En 1909 el químico alemán Fritz Haber logró transformar el gas nitrógeno (que forma, no lo olvidemos, el 78% de nuestra atmósfera) en amoníaco, el ingrediente activo del fertilizante sintético. 20 años después otro alemán, Carl Bosch, halló la manera de aplicar aquel hallazgo a una escala industrial, según describen Alan Townsend y Robert Howarth en el “Arreglando el problema global del nitrógeno”.

Desde entonces la población humana ha crecido exponencialmente, en buena parte gracias a la revolución verde, que burló o, al menos, retrasó la trampa malthusiana de la población. ¿Todo bien? No tan deprisa: el nitrógeno de la atmósfera (N2) es inerte y sus beneficios para la vida en el planeta sólo se liberan cuando sus moléculas se descomponen. Este proceso lo realizan un selecto grupo de bacterias que habitan en la tierra, el agua dulce y salada y las raíces de las plantas leguminosas. Y los humanos, claro, desde el desarrollo de Haber-Bosch.

Pero el nitrógeno liberado también tiene peliagudas contrapartidas medioambientales, según los autores. En concreto, el nitrógeno “es el elemento más promiscuo de la naturaleza, por lo que puede combinar con multitud de elementos para extenderse a grandes distancias (…) A medida que el fertilizante penetra en el océano dispara el crecimiento de plantas microscópicas que, en su descomposición, consumen el oxígeno, generando las llamadas zonas muertas”.

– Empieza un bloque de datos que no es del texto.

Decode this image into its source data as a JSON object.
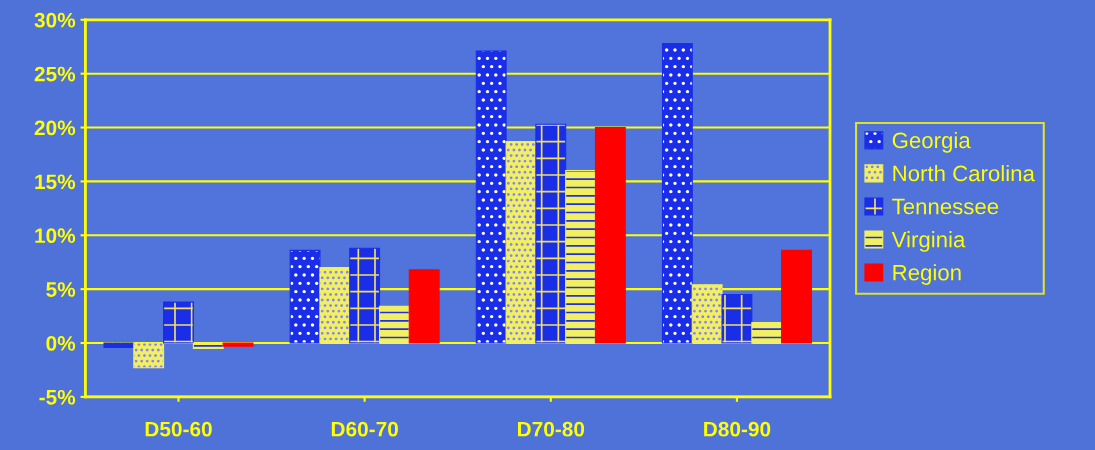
{
  "chart_data": {
    "type": "bar",
    "categories": [
      "D50-60",
      "D60-70",
      "D70-80",
      "D80-90"
    ],
    "series": [
      {
        "name": "Georgia",
        "color": "#1a2ee8",
        "values": [
          -0.4,
          8.6,
          27.1,
          27.8
        ]
      },
      {
        "name": "North Carolina",
        "color": "#f2f060",
        "values": [
          -2.3,
          7.0,
          18.7,
          5.4
        ]
      },
      {
        "name": "Tennessee",
        "color": "#1a2ee8",
        "values": [
          3.8,
          8.8,
          20.3,
          4.5
        ]
      },
      {
        "name": "Virginia",
        "color": "#f2f060",
        "values": [
          -0.5,
          3.4,
          16.0,
          1.9
        ]
      },
      {
        "name": "Region",
        "color": "#ff0000",
        "values": [
          -0.3,
          6.8,
          20.0,
          8.6
        ]
      }
    ],
    "ylim": [
      -5,
      30
    ],
    "yticks": [
      {
        "value": -5,
        "label": "-5%"
      },
      {
        "value": 0,
        "label": "0%"
      },
      {
        "value": 5,
        "label": "5%"
      },
      {
        "value": 10,
        "label": "10%"
      },
      {
        "value": 15,
        "label": "15%"
      },
      {
        "value": 20,
        "label": "20%"
      },
      {
        "value": 25,
        "label": "25%"
      },
      {
        "value": 30,
        "label": "30%"
      }
    ],
    "grid": "y",
    "legend": "right"
  }
}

El nitrógeno también influye en el clima. Según el climatólogo Antón Uriarte: “El óxido nitroso emitido por el suelo es un gas invernadero, es decir, calienta el aire, aunque como su concentración es más pequeña que el CO2, su influencia es unas cinco veces menor.” Uriarte es el autor del blog disidente CO2, un gas que “es junto con el agua el factor esencial de la vida orgánica terrestre”. Tal vez alguien debería defender también al nitrógeno.

Otros efectos colaterales apuntados en el artículo de Townsend y Howarth son una mayor incidencia de cáncer entre las personas que beben agua con altos niveles de nitratos, así como una aumento del riesgo de diabetes y Alzheimer. Enfermedades víricas como la malaria o el cólera también aumentan su eficacia en entornos ricos en nitrógeno.

Actualmente estamos fabricando 1.000 millones de toneladas de nitrógeno reactivo cada año, duplicando la capacidad de la naturaleza para realizar el mismo proceso. ¿Cuál es entonces la respuesta, entonces, para poder alimentar a nuestros nietos sin destrozar (un poco más) el planeta? El artículo concluye con una serie de recomendaciones:

“El mundo es capaz de producir más alimentos con menos fertilizantes cambiando las prácticas agrícolas que se han convertido en comunes en una época de fertilizantes abundantes y baratos (…) Entre una cuarta parte y la mitad de la cantidad de fertilizante actualmente utilizada puede producir resultados óptimos en las cosechas. La agricultura de precisión también puede ayudar. Aplicar el fertilizante cerca de las raíces de las plantas sólo en momentos de alta demanda (…) y utilizar los sistemas GPS junto con sensores para refinar los cálculos de cuánto fertilizante requiere una cosecha determinada”.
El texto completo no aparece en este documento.